A ausência desses recursos imprescindíveis representa uma agressão a essas crianças e adolescentes, já que a infância é a etapa mais curta da vida. Qualquer dificuldade que essas pessoas com deficiência enfrentam no acesso e na inclusão deixa uma lacuna complexa para ser reparada na fase adulta.
É importante destacar que somente os materiais em Braille oferecem, aos estudantes cegos de qualquer idade, acesso direto à estrutura da gramática e da grafia, além dos símbolos matemáticos, químicos, dentre outros. Já os materiais ampliados e adaptados atendem às necessidades dos estudantes com baixa visão e, inclusive, são indispensáveis para que essas pessoas exercitem o pouco que enxergam. Portanto, submeter esses estudantes a qualquer recurso, sem uma avaliação criteriosa, pode, inclusive, representar um risco ocular a médio prazo.
Não bastasse esse desperdício de dinheiro público, com a compra do OrCam MyEye, ocorrer em âmbitos locais, o lobby no âmbito do legislativo federal também prossegue.

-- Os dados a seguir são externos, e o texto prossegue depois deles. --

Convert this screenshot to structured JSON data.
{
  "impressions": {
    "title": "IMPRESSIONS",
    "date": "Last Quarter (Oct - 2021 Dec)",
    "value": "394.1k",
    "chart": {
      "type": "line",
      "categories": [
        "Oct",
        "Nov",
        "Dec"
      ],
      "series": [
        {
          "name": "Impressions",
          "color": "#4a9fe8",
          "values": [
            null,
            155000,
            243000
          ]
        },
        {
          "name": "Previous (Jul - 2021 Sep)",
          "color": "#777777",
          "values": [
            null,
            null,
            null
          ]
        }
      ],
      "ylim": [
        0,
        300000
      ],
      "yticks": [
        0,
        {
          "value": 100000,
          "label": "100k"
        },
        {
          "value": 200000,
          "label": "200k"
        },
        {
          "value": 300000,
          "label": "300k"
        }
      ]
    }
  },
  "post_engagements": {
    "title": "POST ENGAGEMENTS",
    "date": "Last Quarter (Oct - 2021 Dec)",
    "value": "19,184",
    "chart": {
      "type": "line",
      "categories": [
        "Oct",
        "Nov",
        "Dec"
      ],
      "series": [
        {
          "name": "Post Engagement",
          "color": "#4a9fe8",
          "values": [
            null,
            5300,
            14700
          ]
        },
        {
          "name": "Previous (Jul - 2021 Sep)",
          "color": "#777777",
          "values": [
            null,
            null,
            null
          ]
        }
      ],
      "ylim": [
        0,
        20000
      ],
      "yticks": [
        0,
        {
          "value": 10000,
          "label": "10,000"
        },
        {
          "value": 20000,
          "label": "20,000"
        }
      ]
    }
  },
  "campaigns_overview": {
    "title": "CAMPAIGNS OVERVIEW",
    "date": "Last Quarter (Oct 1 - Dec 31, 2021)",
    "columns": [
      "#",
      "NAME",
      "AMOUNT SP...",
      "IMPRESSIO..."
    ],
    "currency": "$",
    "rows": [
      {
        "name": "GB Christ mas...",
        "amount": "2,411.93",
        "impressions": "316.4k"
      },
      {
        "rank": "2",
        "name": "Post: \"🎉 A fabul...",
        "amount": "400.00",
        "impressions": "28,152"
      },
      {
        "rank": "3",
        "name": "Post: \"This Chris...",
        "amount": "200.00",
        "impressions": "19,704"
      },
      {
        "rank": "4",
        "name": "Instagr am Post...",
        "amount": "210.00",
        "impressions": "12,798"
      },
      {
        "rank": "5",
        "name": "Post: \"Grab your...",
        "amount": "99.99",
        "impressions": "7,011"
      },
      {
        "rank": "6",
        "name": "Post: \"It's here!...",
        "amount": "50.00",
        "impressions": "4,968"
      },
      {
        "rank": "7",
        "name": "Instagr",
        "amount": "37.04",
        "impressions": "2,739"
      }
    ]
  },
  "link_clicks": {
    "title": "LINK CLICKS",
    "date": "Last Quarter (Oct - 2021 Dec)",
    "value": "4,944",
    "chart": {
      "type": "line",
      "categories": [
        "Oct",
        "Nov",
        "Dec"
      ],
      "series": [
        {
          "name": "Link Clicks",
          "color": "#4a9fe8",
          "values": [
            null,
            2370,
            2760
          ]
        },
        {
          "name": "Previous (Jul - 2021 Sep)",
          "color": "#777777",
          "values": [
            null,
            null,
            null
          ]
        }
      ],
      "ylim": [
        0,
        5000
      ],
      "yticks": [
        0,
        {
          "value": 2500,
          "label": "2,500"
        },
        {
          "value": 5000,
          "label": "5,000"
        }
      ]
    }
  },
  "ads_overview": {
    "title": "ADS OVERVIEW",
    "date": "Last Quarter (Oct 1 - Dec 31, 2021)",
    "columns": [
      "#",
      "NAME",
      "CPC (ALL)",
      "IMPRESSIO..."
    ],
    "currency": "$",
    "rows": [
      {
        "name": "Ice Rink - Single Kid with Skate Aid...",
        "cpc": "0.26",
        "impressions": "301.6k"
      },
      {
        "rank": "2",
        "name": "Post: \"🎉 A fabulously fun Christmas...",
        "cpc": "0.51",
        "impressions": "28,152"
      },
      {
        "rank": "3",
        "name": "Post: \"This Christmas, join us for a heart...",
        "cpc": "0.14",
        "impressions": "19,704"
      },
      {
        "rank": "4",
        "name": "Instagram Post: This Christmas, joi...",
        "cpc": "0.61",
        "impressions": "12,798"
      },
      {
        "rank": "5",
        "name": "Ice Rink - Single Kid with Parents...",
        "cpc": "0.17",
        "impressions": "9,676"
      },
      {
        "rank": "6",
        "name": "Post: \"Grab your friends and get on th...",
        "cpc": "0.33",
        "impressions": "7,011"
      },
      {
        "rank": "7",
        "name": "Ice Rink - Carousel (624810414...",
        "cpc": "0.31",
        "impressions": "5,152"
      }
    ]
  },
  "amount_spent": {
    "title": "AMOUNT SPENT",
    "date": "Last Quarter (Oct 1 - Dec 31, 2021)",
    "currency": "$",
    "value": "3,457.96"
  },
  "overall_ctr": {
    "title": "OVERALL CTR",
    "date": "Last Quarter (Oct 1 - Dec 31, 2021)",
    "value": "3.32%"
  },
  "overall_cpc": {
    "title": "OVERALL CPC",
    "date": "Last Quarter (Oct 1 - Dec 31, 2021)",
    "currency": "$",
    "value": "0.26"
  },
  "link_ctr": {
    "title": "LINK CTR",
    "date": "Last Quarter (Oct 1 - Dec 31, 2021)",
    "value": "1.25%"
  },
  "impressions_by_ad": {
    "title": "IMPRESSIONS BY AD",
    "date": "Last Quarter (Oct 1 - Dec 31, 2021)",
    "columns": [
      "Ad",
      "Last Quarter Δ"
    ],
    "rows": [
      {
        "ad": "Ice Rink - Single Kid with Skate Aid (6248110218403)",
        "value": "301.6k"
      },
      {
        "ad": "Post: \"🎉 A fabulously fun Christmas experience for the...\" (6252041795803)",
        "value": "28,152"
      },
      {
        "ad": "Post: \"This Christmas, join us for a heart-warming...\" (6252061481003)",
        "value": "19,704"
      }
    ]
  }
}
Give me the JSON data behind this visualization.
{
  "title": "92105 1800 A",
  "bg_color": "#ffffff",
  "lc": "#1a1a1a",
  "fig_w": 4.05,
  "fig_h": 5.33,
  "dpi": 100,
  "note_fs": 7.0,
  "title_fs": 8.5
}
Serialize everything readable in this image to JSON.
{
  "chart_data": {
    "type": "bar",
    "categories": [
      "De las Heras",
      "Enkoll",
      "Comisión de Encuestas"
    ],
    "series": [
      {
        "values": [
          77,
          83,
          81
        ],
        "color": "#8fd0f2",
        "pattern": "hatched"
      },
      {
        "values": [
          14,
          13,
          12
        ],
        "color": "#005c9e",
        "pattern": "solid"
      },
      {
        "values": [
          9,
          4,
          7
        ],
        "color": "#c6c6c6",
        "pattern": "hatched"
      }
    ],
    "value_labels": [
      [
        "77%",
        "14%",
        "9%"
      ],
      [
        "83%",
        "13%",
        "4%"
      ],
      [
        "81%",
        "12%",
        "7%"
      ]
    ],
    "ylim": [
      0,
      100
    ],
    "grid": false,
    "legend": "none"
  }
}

No dia 18 de abril de 2024, a Comissão de Educação da Câmara dos Deputados aprovou um texto substitutivo ao PL 2669/22. Essa nova versão tenta alterar a Lei Brasileira de Inclusão para estabelecer que o poder público estimule e apoie a disponibilização dos óculos falantes OrCam MyEye. Tal proposta, além de ser capacitista, representa uma afronta, já que tenta transformar a LBI, em um penduricalho para meros interesses comerciais.

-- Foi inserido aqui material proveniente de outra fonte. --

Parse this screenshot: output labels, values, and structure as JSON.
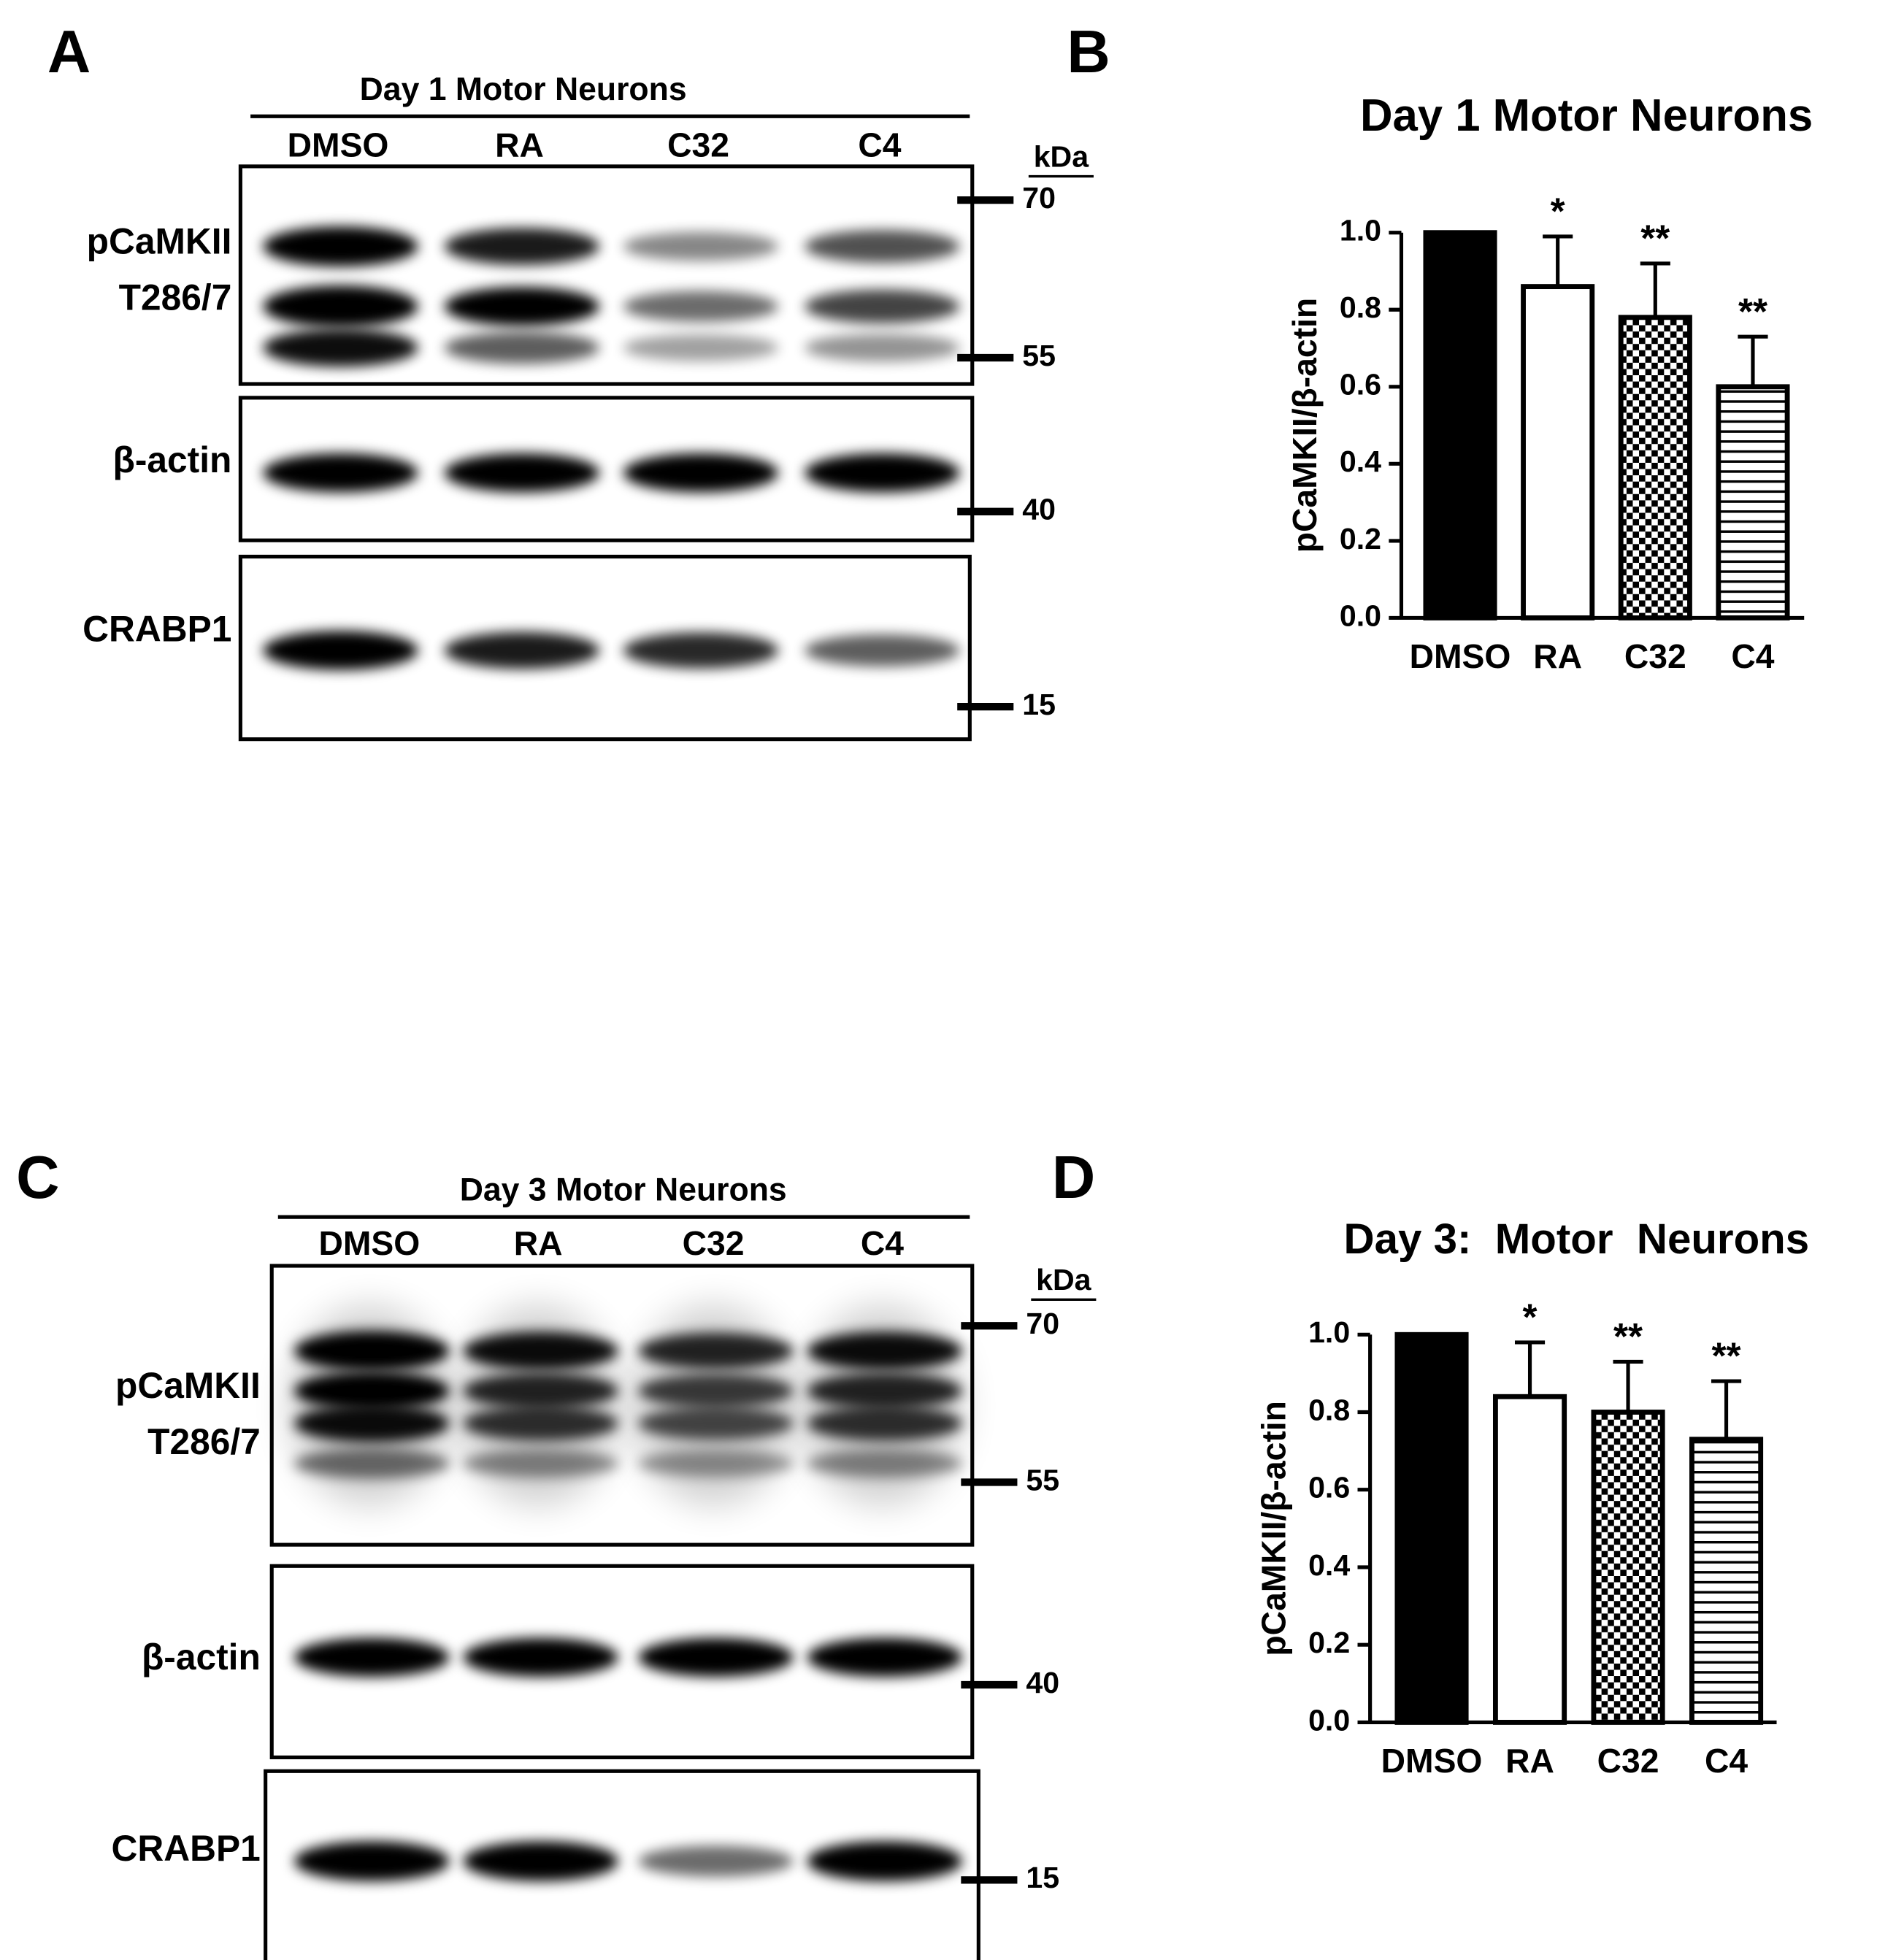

É determinante que os gestores entendam que as pessoas cegas, com baixa visão e qualquer outra deficiência precisam participar da decisão pela compra ou não de recursos de tecnologia assistiva, juntamente com suas famílias, especialistas e entidades especializadas em habilitação, reabilitação e defesa de direitos, pois são elas as mais interessadas. Somente dessa forma é possível garantir o uso adequado dos recursos públicos e a efetiva inclusão e acessibilidade das pessoas com deficiência, exatamente como preconizam o Estatuto da Criança e do Adolescente, a Convenção da ONU sobre os Direitos das Pessoas com Deficiência e a Lei Brasileira de Inclusão – LBI.
Assim sendo, nós, delegados e delegadas da Quinta Conferência Nacional dos Direitos das Pessoas com Deficiência, externamos nosso repúdio as compras inadequadas dos “óculos falantes” OrCam MyEye com dinheiro público para pessoas cegas e com baixa visão de qualquer idade, em especial para crianças e adolescentes em faze escolar.
Nenhum interesse privado pode nortear decisões sobre as verdadeiras demandas das pessoas cegas e com baixa visão! Nada sobre nós sem nós!